Когда в половине второго мама пришла звать Тамико обедать, у Тамико были красные глаза и припухшие веки.

— Ты плакала? — испугалась мама.

— Нет, — Тамико мотнула головой.

— Но я же вижу, — заволновалась мама. — Что-нибудь случилось? Ты плохо себя чувствуешь?

Тамико наклонила низко голову и молчала.

— Тамико, гогона, шен кнев гацкенинес, им сазизгарма бичебма? Ну стири, сакварело!

— Нет, просто они не пришли. Им со мной неинтересно, — ответила Тамико.

Мама, когда волнуется, всегда говорит по-грузински. Это ее родной язык.

А у Тамико два родных языка. У нее папа русский.

Тамико приехала в Ленинград из Грузии, из города Кутаиси.

Ее папа работает там на автомобильном заводе. Он инженер-конструктор. Придумывает новые автомобили.

Раньше, еще когда Тамико не было на свете, он жил и работал в Москве. А потом его послали в Кутаиси. На новый завод. Помогать грузинским товарищам. Там он и остался.

Ему понравилось в Грузии. Он там и маму Тамико встретил.

Тамико тоже нравится Грузия. Вообще нравится, потому что Грузия очень красивая страна, и еще потому, что это ее родина. Очень хорошая родина. Самая лучшая. Вообще-то всегда самое лучшее место для человека — его родина. Но не у всякого на родине есть горы со снеговыми сияющими вершинами, и синие грабовые леса, и Черное море. Правда, в самом Кутаиси моря нет, но все равно оно близко. Красивая родина Грузия.

Тамико первый раз уехала из дому.

С самого рождения Тамико привыкла, что вокруг горы. Куда ни глянь — всюду горы, будто поросшие кудрявой зеленой шерстью.

А тут вдруг поезд вырвался из кольца гор, проскочил сквозь дымные тоннели и вылетел на такой простор, что дух захватило.
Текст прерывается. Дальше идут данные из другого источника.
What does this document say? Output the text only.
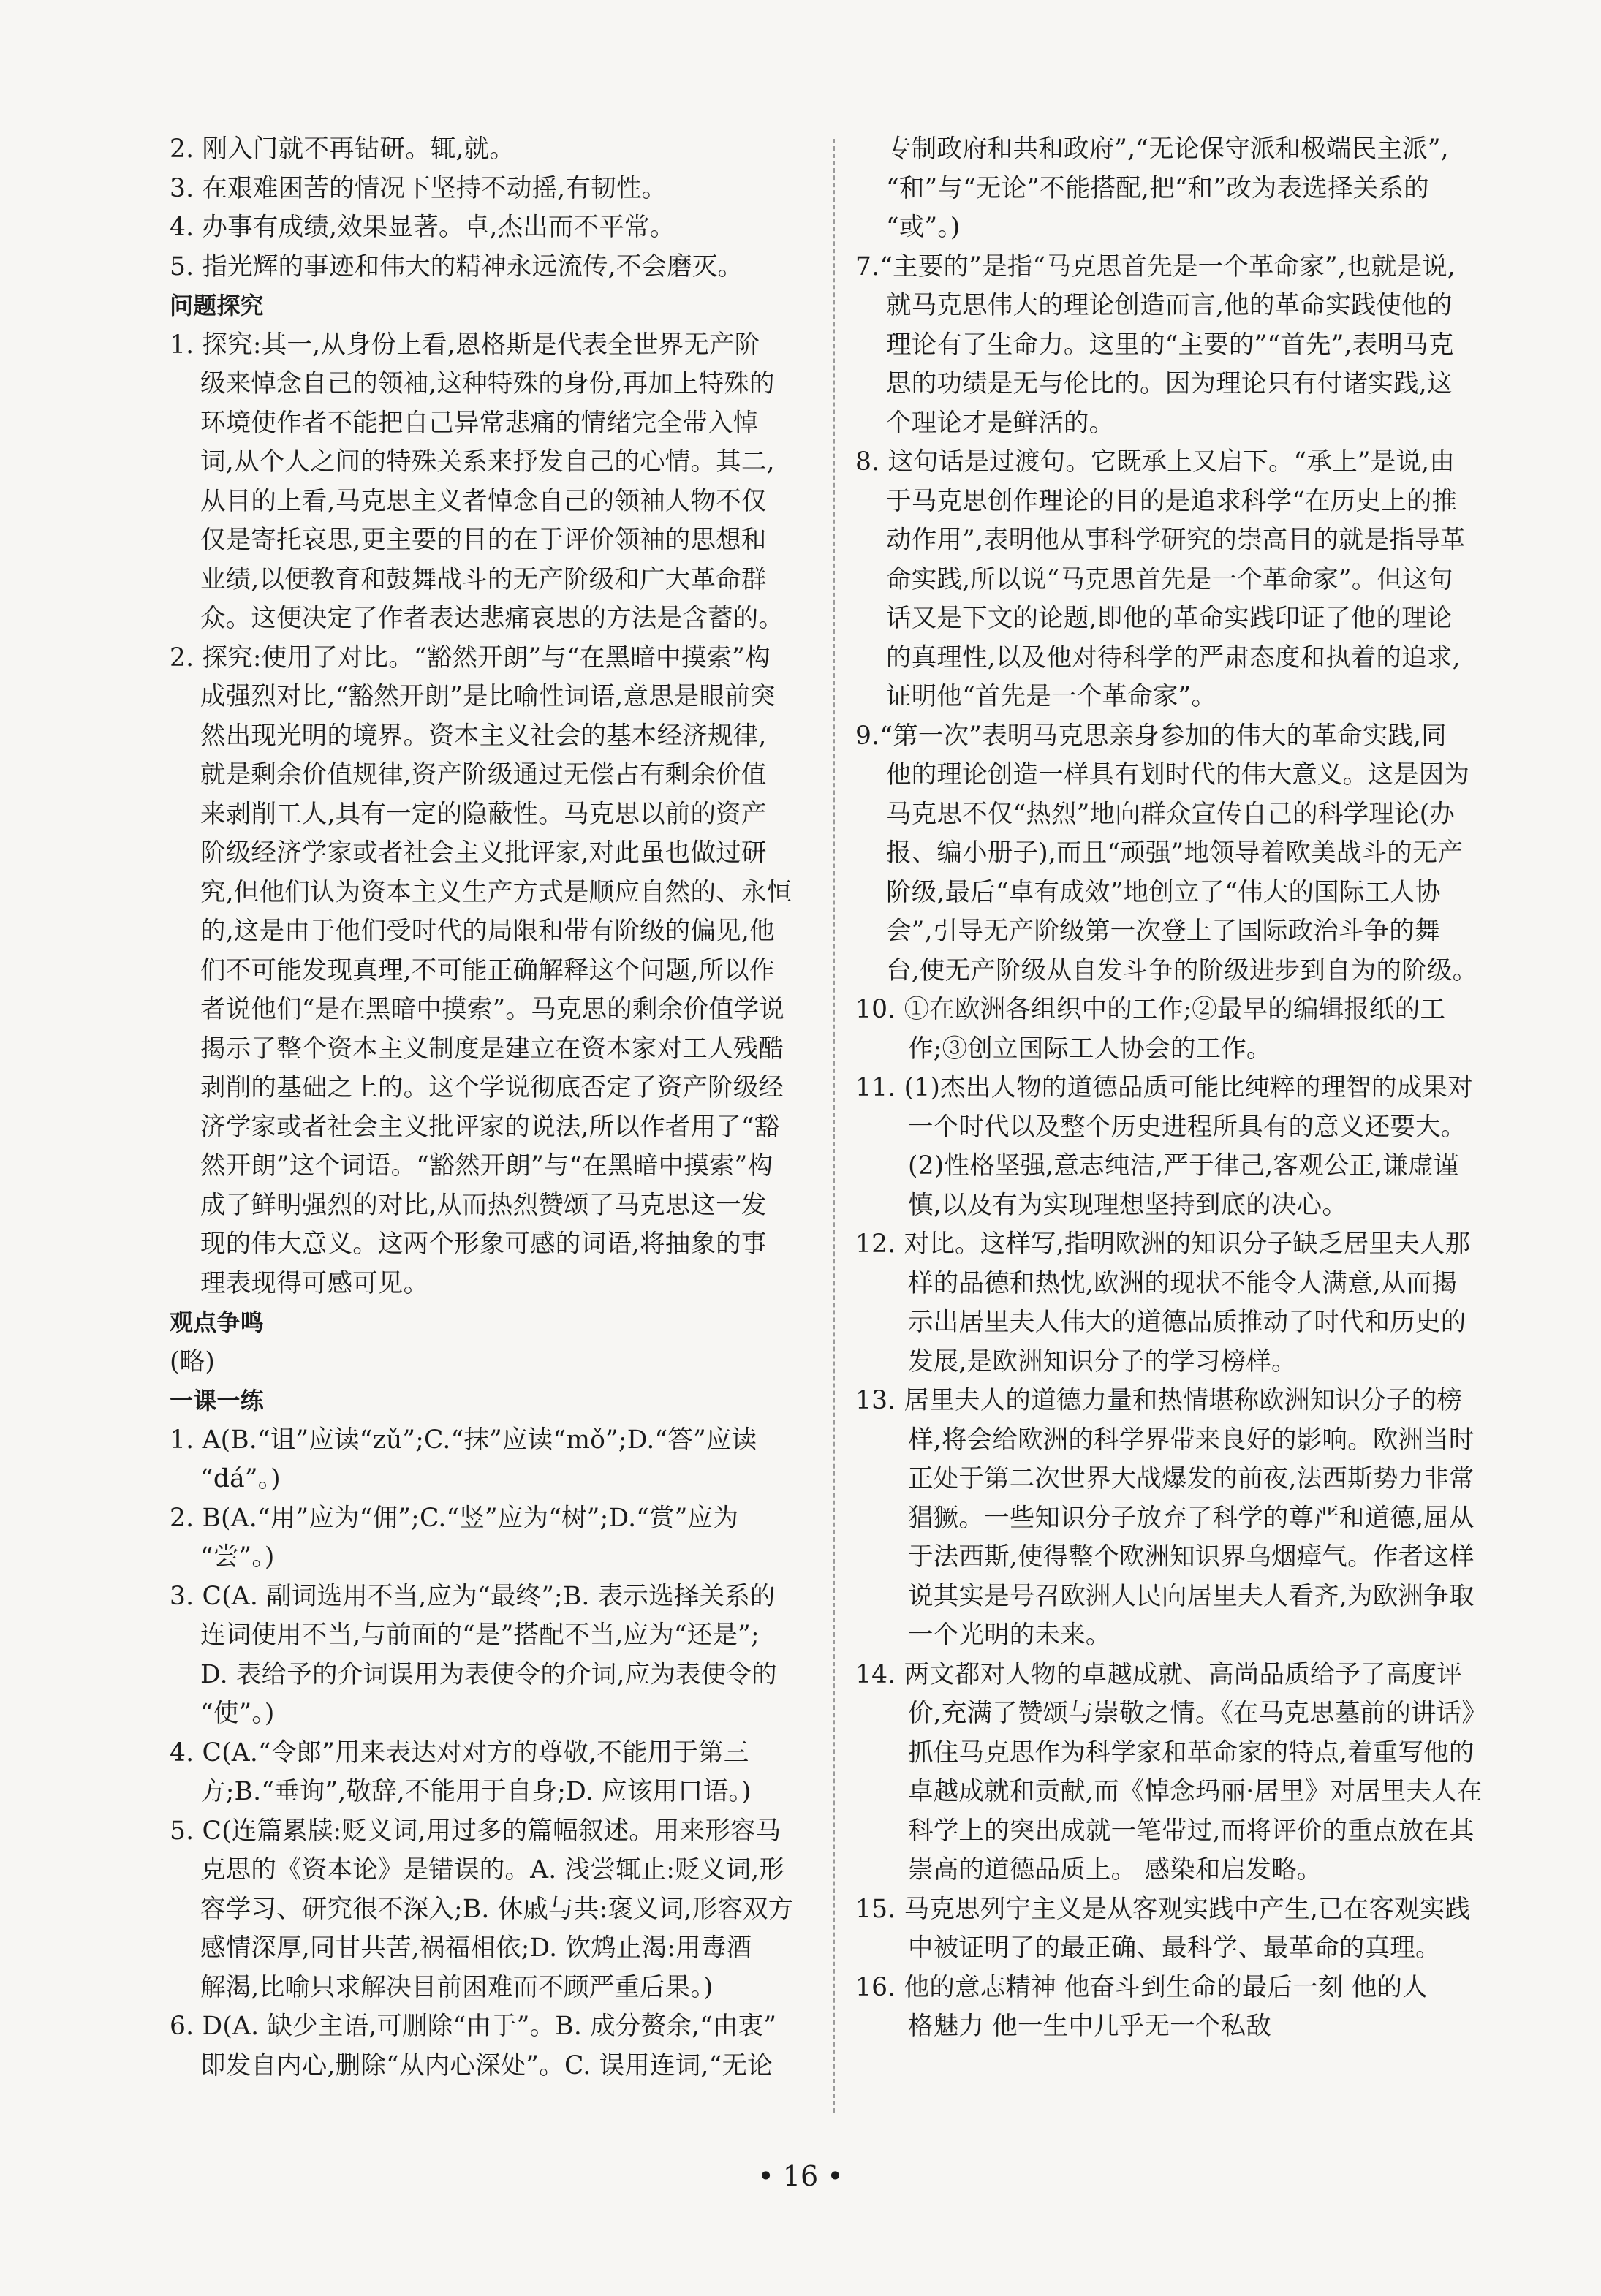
2. 刚入门就不再钻研。辄,就。
3. 在艰难困苦的情况下坚持不动摇,有韧性。
4. 办事有成绩,效果显著。卓,杰出而不平常。
5. 指光辉的事迹和伟大的精神永远流传,不会磨灭。
问题探究
1. 探究:其一,从身份上看,恩格斯是代表全世界无产阶
级来悼念自己的领袖,这种特殊的身份,再加上特殊的
环境使作者不能把自己异常悲痛的情绪完全带入悼
词,从个人之间的特殊关系来抒发自己的心情。其二,
从目的上看,马克思主义者悼念自己的领袖人物不仅
仅是寄托哀思,更主要的目的在于评价领袖的思想和
业绩,以便教育和鼓舞战斗的无产阶级和广大革命群
众。这便决定了作者表达悲痛哀思的方法是含蓄的。
2. 探究:使用了对比。“豁然开朗”与“在黑暗中摸索”构
成强烈对比,“豁然开朗”是比喻性词语,意思是眼前突
然出现光明的境界。资本主义社会的基本经济规律,
就是剩余价值规律,资产阶级通过无偿占有剩余价值
来剥削工人,具有一定的隐蔽性。马克思以前的资产
阶级经济学家或者社会主义批评家,对此虽也做过研
究,但他们认为资本主义生产方式是顺应自然的、永恒
的,这是由于他们受时代的局限和带有阶级的偏见,他
们不可能发现真理,不可能正确解释这个问题,所以作
者说他们“是在黑暗中摸索”。马克思的剩余价值学说
揭示了整个资本主义制度是建立在资本家对工人残酷
剥削的基础之上的。这个学说彻底否定了资产阶级经
济学家或者社会主义批评家的说法,所以作者用了“豁
然开朗”这个词语。“豁然开朗”与“在黑暗中摸索”构
成了鲜明强烈的对比,从而热烈赞颂了马克思这一发
现的伟大意义。这两个形象可感的词语,将抽象的事
理表现得可感可见。
观点争鸣
(略)
一课一练
1. A(B.“诅”应读“zǔ”;C.“抹”应读“mǒ”;D.“答”应读
“dá”。)
2. B(A.“用”应为“佣”;C.“竖”应为“树”;D.“赏”应为
“尝”。)
3. C(A. 副词选用不当,应为“最终”;B. 表示选择关系的
连词使用不当,与前面的“是”搭配不当,应为“还是”;
D. 表给予的介词误用为表使令的介词,应为表使令的
“使”。)
4. C(A.“令郎”用来表达对对方的尊敬,不能用于第三
方;B.“垂询”,敬辞,不能用于自身;D. 应该用口语。)
5. C(连篇累牍:贬义词,用过多的篇幅叙述。用来形容马
克思的《资本论》是错误的。A. 浅尝辄止:贬义词,形
容学习、研究很不深入;B. 休戚与共:褒义词,形容双方
感情深厚,同甘共苦,祸福相依;D. 饮鸩止渴:用毒酒
解渴,比喻只求解决目前困难而不顾严重后果。)
6. D(A. 缺少主语,可删除“由于”。B. 成分赘余,“由衷”
即发自内心,删除“从内心深处”。C. 误用连词,“无论
专制政府和共和政府”,“无论保守派和极端民主派”,
“和”与“无论”不能搭配,把“和”改为表选择关系的
“或”。)
7.“主要的”是指“马克思首先是一个革命家”,也就是说,
就马克思伟大的理论创造而言,他的革命实践使他的
理论有了生命力。这里的“主要的”“首先”,表明马克
思的功绩是无与伦比的。因为理论只有付诸实践,这
个理论才是鲜活的。
8. 这句话是过渡句。它既承上又启下。“承上”是说,由
于马克思创作理论的目的是追求科学“在历史上的推
动作用”,表明他从事科学研究的崇高目的就是指导革
命实践,所以说“马克思首先是一个革命家”。但这句
话又是下文的论题,即他的革命实践印证了他的理论
的真理性,以及他对待科学的严肃态度和执着的追求,
证明他“首先是一个革命家”。
9.“第一次”表明马克思亲身参加的伟大的革命实践,同
他的理论创造一样具有划时代的伟大意义。这是因为
马克思不仅“热烈”地向群众宣传自己的科学理论(办
报、编小册子),而且“顽强”地领导着欧美战斗的无产
阶级,最后“卓有成效”地创立了“伟大的国际工人协
会”,引导无产阶级第一次登上了国际政治斗争的舞
台,使无产阶级从自发斗争的阶级进步到自为的阶级。
10. ①在欧洲各组织中的工作;②最早的编辑报纸的工
作;③创立国际工人协会的工作。
11. (1)杰出人物的道德品质可能比纯粹的理智的成果对
一个时代以及整个历史进程所具有的意义还要大。
(2)性格坚强,意志纯洁,严于律己,客观公正,谦虚谨
慎,以及有为实现理想坚持到底的决心。
12. 对比。这样写,指明欧洲的知识分子缺乏居里夫人那
样的品德和热忱,欧洲的现状不能令人满意,从而揭
示出居里夫人伟大的道德品质推动了时代和历史的
发展,是欧洲知识分子的学习榜样。
13. 居里夫人的道德力量和热情堪称欧洲知识分子的榜
样,将会给欧洲的科学界带来良好的影响。欧洲当时
正处于第二次世界大战爆发的前夜,法西斯势力非常
猖獗。一些知识分子放弃了科学的尊严和道德,屈从
于法西斯,使得整个欧洲知识界乌烟瘴气。作者这样
说其实是号召欧洲人民向居里夫人看齐,为欧洲争取
一个光明的未来。
14. 两文都对人物的卓越成就、高尚品质给予了高度评
价,充满了赞颂与崇敬之情。《在马克思墓前的讲话》
抓住马克思作为科学家和革命家的特点,着重写他的
卓越成就和贡献,而《悼念玛丽·居里》对居里夫人在
科学上的突出成就一笔带过,而将评价的重点放在其
崇高的道德品质上。 感染和启发略。
15. 马克思列宁主义是从客观实践中产生,已在客观实践
中被证明了的最正确、最科学、最革命的真理。
16. 他的意志精神 他奋斗到生命的最后一刻 他的人
格魅力 他一生中几乎无一个私敌
• 16 •
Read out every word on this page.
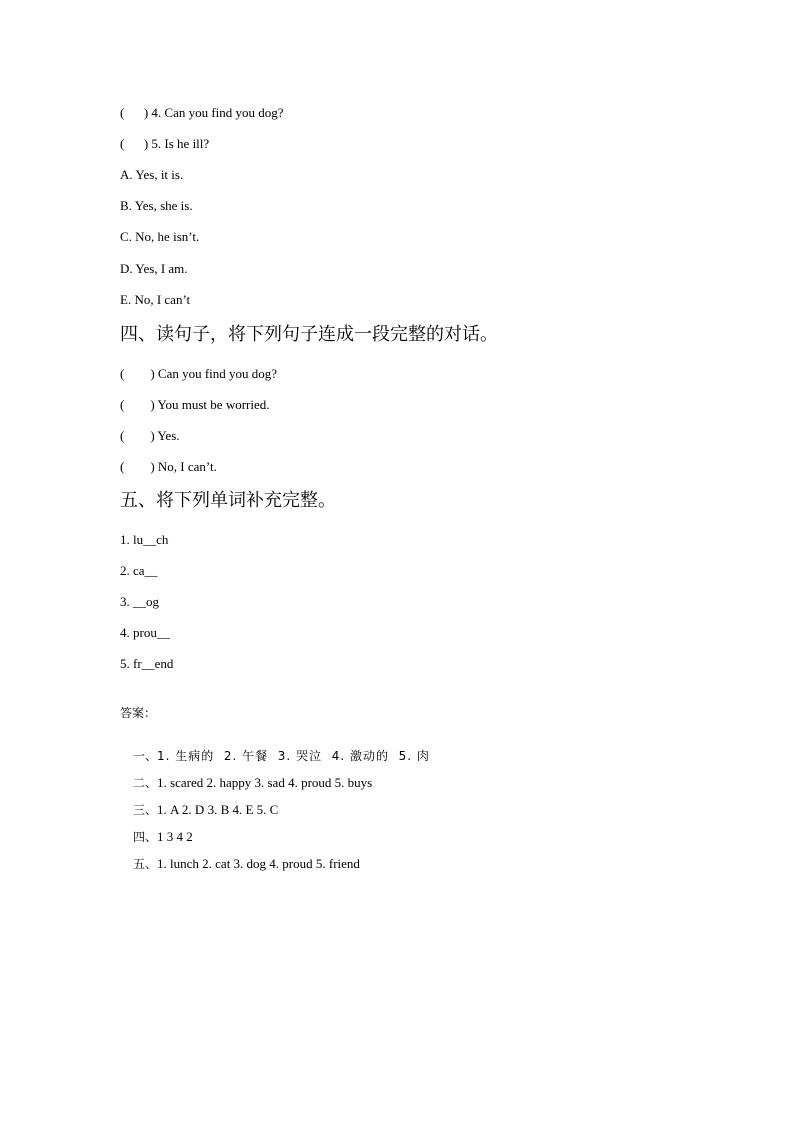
(      ) 4. Can you find you dog?
(      ) 5. Is he ill?
A. Yes, it is.
B. Yes, she is.
C. No, he isn’t.
D. Yes, I am.
E. No, I can’t
四、读句子，将下列句子连成一段完整的对话。
(        ) Can you find you dog?
(        ) You must be worried.
(        ) Yes.
(        ) No, I can’t.
五、将下列单词补充完整。
1. lu__ch
2. ca__
3. __og
4. prou__
5. fr__end
答案：

一、1. 生病的  2. 午餐  3. 哭泣  4. 激动的  5. 肉

二、1. scared 2. happy 3. sad 4. proud 5. buys

三、1. A 2. D 3. B 4. E 5. C

四、1 3 4 2

五、1. lunch 2. cat 3. dog 4. proud 5. friend
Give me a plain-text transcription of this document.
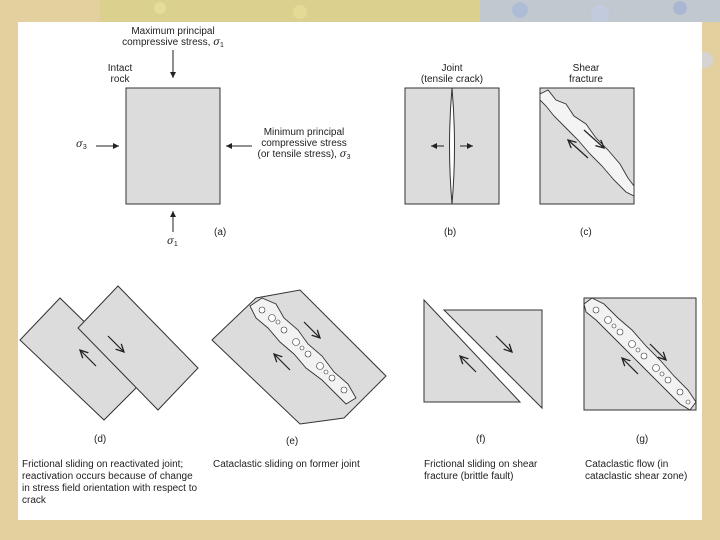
Maximum principal
compressive stress, $\sigma_1$
Intact
rock
$\sigma_3$
Minimum principal
compressive stress
(or tensile stress), $\sigma_3$
$\sigma_1$
(a)
Joint
(tensile crack)
(b)
Shear
fracture
(c)
(d)	(e)	(f)	(g)
Frictional sliding on reactivated joint; reactivation occurs because of change in stress field orientation with respect to crack
Cataclastic sliding on former joint	Frictional sliding on shear fracture (brittle fault)
Cataclastic flow (in cataclastic shear zone)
Сначала было море. Оно выплеснулось беспредельным синим пространством. Таким огромным и ярким, что заломило глаза.

Тамико жадно глядела на него, и ей просто жутко хотелось пронестись по этому синему живому простору на могучем стремительном корабле. Хоть немножечко. Хоть самую малость! Так, чтобы упругая струя воздуха откидывала назад волосы, обливала тело прохладой и силой.

Потом поезд вынес ее на спокойные бескрайние поля.

Земля была расчерчена лесными полосами на ровные квадраты; она лежала задумчивая и тихая.

Поезд пролетал мгновенными грохочущими мостами, и Тамико успевала разглядеть чужую таинственную жизнь внизу: просмоленные рыбачьи лодки, сохнущие невесомые сети и загорелых веселых людей, приветливо махавших руками вслед поезду.

И она махала им — этой незнакомой и доброй жизни.

А жизнь была всюду. И всюду она была разная: пирамидальные закопченные терриконы Донбасса никак не перепутаешь с белыми мазанками казачьих станиц, охраняемых головастыми рыжими подсолнухами.

Москву проехали ночью. А потом потянулись леса. Север был весь в валунах и белоногих березах — прозрачный и светлый.

К концу пути Тамико устала от ярких летящих впечатлений. Стоило ей закрыть глаза — и дорога разворачивалась разноцветной лентой. Как в кино. Многое слилось в ее памяти, перепуталось.

Только море она помнила очень хорошо. Может быть, потому, что увидела его первым.

А потом был Ленинград. Он промелькнул в окне такси — шумный, бурлящий, многолюдный.

У сонной Тамико закружилась от него голова. Она задремала, а когда открыла глаза, машина скользнула в прохладную зеленую аллею, и шумный город исчез за деревьями. Тамико очутилась в деревянном доме с резными наличниками — тихом и скрипучем.

Здесь жила ее тетка, родная сестра отца. Здесь кончалась дорога.

— Ну стири, сакварело! Ну стири! — повторяла мама.

— Я не буду, мамочка. Не беспокойся. Я вспоминала, — сказала Тамико и улыбнулась.

И мама вся засветилась от радости. Она любит, когда Тамико улыбается.

— Пойдем обедать, доченька.

— Ты иди, мама. Мне пока не хочется. Я еще часок посижу и приду сама.

Мама поколебалась мгновение, но настаивать не стала.

— Хорошо, родная, посиди. Я пойду помогу тете Тане.